Fortunately, Karen Joynt and colleagues recently published a study in Health Affairs that helps to fill that gap. Specifically, they looked at nearly a decade worth of data on hospital closures nationwide between 2003 and 2011. Then they explored whether hospitalization rates or mortality rates were associated with these hospital closures. Surprisingly, they “found no evidence of an association between hospital closures and worsening outcomes for those living in the local community.” In fact, they found that hospital closure was possibly associated with a small reduction in readmission rates, which is a good thing.

Since this data-driven analysis seems to run contrary to what we might assume we’d observe, the next question to ask is: What does it mean?

The authors offer two distinct possibilities. First, they suggest that as long as the hospitals that closed were low-quality hospitals, then it would make sense that outcomes wouldn’t suffer. And, related to that, it would actually be a net positive, because people who were going to the low-quality hospital would now be redirected to a higher quality hospital after the other hospital closed.

Of course, that assumes that there is more than one hospital accessible to the community experiencing the closure. If the next closest hospital is a considerable distance away, then that travel barrier may reduce access and offset what would otherwise be an improvement in health care quality.

Second, they suggest that areas experiencing a closure had an oversupply of health care providers, meaning that a closure could occur without restricting access, because the local health care system would still have adequate capacity to provide needed care.

Both explanations really point towards hospital closures being the natural consequence of a well-functioning market. That’s great news, unless you happen to work at a hospital that’s closing, in which case it’s probably very little consolation.

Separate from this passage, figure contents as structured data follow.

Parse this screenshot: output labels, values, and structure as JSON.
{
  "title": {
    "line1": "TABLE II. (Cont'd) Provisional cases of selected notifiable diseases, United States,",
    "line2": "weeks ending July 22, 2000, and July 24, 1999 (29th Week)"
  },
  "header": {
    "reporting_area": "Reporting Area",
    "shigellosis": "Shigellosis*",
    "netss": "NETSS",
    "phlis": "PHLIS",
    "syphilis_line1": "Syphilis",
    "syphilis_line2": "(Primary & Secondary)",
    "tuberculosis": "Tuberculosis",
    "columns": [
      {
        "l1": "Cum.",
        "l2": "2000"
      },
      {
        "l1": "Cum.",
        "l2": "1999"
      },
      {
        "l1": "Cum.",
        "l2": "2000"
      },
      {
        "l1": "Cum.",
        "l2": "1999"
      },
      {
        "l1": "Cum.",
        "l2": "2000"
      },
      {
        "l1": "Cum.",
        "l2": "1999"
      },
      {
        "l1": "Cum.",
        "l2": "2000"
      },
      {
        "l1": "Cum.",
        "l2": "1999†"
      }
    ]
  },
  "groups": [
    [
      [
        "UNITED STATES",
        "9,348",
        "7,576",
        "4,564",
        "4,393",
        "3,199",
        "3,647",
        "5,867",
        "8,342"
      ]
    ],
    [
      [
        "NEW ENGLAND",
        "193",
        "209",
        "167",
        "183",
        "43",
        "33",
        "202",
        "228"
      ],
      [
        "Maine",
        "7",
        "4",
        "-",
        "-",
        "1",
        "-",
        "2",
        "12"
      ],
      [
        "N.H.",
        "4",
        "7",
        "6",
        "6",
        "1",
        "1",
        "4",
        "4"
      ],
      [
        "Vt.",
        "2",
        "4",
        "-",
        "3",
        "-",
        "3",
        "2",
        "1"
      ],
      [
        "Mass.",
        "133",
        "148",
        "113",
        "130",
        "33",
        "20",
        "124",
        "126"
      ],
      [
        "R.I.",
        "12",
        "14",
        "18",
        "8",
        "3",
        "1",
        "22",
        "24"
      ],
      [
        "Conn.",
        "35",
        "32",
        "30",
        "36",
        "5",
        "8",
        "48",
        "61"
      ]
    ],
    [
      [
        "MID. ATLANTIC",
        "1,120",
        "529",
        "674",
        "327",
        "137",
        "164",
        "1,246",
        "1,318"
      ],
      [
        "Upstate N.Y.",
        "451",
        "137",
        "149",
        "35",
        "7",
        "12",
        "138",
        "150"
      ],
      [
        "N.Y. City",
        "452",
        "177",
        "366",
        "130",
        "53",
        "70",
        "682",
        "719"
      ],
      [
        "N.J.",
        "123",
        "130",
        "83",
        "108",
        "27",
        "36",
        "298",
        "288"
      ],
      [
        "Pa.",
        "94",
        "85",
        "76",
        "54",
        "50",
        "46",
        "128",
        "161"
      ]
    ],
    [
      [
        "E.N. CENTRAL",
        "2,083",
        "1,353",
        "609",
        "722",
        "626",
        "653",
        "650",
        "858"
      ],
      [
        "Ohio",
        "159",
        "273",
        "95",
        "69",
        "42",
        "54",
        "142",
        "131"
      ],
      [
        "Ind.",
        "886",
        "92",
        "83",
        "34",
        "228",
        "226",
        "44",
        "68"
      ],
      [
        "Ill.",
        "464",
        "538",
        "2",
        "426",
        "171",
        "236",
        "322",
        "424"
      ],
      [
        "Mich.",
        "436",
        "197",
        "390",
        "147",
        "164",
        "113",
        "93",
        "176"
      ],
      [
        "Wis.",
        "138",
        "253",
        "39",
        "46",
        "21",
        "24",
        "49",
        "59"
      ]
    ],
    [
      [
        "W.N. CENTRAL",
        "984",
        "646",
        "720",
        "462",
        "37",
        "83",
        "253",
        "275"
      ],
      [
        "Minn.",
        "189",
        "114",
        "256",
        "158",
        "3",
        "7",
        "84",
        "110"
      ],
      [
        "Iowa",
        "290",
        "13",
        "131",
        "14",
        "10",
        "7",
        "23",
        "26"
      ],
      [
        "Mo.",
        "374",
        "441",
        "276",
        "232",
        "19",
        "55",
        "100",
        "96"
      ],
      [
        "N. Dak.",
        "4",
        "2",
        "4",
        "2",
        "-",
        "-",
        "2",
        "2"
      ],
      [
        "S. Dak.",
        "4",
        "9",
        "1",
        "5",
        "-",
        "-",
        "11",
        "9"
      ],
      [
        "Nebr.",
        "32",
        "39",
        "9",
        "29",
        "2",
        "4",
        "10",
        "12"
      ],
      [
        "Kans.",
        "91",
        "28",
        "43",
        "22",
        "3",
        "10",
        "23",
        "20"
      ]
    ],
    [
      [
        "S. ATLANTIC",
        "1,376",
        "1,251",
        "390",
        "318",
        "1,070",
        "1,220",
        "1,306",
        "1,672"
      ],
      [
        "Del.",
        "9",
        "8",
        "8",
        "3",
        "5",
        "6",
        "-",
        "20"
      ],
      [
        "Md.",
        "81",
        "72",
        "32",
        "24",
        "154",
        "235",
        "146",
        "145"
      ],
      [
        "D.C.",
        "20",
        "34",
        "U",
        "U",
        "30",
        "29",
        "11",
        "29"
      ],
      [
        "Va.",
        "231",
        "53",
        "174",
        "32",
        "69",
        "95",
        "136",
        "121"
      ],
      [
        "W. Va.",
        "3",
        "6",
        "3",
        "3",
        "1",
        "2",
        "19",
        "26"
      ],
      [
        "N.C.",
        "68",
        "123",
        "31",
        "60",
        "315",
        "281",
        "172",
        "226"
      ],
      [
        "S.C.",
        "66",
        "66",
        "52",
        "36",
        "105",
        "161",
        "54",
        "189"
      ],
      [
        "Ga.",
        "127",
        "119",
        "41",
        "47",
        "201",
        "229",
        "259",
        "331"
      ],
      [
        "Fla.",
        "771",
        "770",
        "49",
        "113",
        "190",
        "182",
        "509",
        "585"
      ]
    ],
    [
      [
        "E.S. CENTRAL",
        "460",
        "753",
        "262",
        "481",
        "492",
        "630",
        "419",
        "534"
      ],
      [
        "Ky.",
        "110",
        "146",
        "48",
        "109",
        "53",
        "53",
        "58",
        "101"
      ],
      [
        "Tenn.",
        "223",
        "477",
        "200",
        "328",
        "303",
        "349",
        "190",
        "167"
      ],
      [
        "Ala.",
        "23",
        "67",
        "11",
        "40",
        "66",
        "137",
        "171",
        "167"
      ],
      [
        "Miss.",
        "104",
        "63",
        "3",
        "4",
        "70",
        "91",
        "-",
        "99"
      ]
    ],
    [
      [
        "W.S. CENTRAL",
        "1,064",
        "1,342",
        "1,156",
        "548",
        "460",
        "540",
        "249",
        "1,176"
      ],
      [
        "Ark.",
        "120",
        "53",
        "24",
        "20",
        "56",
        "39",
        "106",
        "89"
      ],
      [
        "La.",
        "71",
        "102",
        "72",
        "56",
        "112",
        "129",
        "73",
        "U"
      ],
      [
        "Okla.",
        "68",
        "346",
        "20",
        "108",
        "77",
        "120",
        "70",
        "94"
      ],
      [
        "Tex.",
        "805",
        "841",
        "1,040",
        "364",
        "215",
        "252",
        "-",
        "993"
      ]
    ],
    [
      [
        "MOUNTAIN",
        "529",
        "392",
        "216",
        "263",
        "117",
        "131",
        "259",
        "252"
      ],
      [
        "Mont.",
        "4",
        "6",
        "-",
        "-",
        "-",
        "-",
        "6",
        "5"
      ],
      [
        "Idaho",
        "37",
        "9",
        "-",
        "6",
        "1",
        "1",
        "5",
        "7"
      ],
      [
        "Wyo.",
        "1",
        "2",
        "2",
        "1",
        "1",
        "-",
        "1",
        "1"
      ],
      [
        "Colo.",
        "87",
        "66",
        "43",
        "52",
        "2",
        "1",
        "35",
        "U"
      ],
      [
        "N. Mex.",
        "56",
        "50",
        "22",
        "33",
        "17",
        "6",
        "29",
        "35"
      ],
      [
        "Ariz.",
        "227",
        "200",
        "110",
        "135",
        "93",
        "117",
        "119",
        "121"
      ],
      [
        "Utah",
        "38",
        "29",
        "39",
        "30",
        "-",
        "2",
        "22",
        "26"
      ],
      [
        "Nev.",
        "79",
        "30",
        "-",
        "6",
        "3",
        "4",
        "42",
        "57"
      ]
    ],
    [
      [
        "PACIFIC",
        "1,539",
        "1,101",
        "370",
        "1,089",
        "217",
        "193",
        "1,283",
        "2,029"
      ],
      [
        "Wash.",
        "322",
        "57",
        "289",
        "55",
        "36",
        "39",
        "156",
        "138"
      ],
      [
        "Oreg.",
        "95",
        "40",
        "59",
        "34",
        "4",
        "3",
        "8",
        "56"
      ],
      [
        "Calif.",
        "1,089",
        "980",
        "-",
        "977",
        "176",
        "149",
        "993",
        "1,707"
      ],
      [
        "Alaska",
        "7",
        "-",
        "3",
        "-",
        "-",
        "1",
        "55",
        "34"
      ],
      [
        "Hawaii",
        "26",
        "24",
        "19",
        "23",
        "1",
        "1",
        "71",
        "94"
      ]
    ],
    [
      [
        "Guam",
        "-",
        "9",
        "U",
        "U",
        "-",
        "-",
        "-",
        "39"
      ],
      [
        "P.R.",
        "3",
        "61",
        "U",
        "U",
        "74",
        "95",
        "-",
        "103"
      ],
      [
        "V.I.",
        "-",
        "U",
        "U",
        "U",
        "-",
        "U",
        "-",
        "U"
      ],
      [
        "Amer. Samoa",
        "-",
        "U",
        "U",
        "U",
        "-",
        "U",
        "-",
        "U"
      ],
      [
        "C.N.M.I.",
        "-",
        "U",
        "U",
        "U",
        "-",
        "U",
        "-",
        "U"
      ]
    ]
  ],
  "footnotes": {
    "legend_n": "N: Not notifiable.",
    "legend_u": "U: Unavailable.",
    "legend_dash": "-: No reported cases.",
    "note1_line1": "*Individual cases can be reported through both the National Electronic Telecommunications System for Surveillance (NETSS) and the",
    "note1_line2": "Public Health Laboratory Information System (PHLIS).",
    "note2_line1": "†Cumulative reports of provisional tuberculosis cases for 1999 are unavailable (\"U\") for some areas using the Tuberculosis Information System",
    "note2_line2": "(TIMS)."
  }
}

However, that underscores the bigger lesson here: We spend far too much money on health care in this country. Contracting the size of the health care industry to save money can be done in ways that increase efficiency and don’t harm patient outcomes, but that is no guarantee that employees of the health care sector won’t be directly — and negatively–affected. After all, what some call health care expenditures, others call income. And that maxim is precisely what has made meaningful health reform and cost-control efforts so difficult.

Brad Wright is an assistant professor of health management and policy, University of Iowa, who blogs at Wright on Health.